The gradual change of climate in Europe brings several risks, including heatwaves, rising temperatures, and unexpected floods. Scientist Freja Vamborg outlines the assumptions of what the climate in Europe will look like in 30 years.

Data Collection to Determine the Forecast

The European Copernicus project deals with the collection of data from various sources (satellites, universities, small and medium-sized enterprises, and government organizations.) Copernicus, a research project set by the European Commission, is an intermediary that provides information to those who need it.

Picture by quapan from Flickr

For example, a company that offers wind turbine installation can find out how windy is the chosen area thanks to the Copernicus project. The information provided regarding the air currents in the area will help decide whether to build windmills on site.

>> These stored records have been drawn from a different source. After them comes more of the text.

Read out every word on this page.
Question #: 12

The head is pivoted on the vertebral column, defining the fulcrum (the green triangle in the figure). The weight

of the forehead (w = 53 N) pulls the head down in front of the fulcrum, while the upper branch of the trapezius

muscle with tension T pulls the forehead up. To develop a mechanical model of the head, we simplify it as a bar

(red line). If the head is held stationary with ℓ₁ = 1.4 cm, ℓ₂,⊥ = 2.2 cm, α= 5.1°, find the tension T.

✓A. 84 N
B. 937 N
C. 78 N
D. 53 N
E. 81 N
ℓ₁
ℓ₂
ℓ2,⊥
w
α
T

Europe in the Coming Decades

Based on the examination of mass data, the temperature will continue to rise unless there is a decrease in greenhouse gases. According to calculations, scientists estimate that in the next twenty years, Europe will not be warmer than in the past two decades.

The average amount of precipitation, especially in the Mediterranean, will decrease. However, in the case of rains, scientists are not interested in overall averages, such as short-term intensity.

“It’s a big difference whether you count the average from several intense storms with a lot of water falling at one time, or from the frequent small rains and permanent drizzle that is in England. In some countries, the total precipitation remains the same, but the rains are now more intense and the dry periods between them are constantly lengthening. Both extremes are dangerous: on the one hand, there are floods, on the other, agriculture suffers from a drought – within the same territory,” explains Vamborg.

According to maps developed by the Copernicus project, for example, the Baltic states are in danger of flooding, while Central Europe will face drought.

Freya Vamborg takes care of editing the annual European State of the Climate (ESOTC), where you will find information if needed.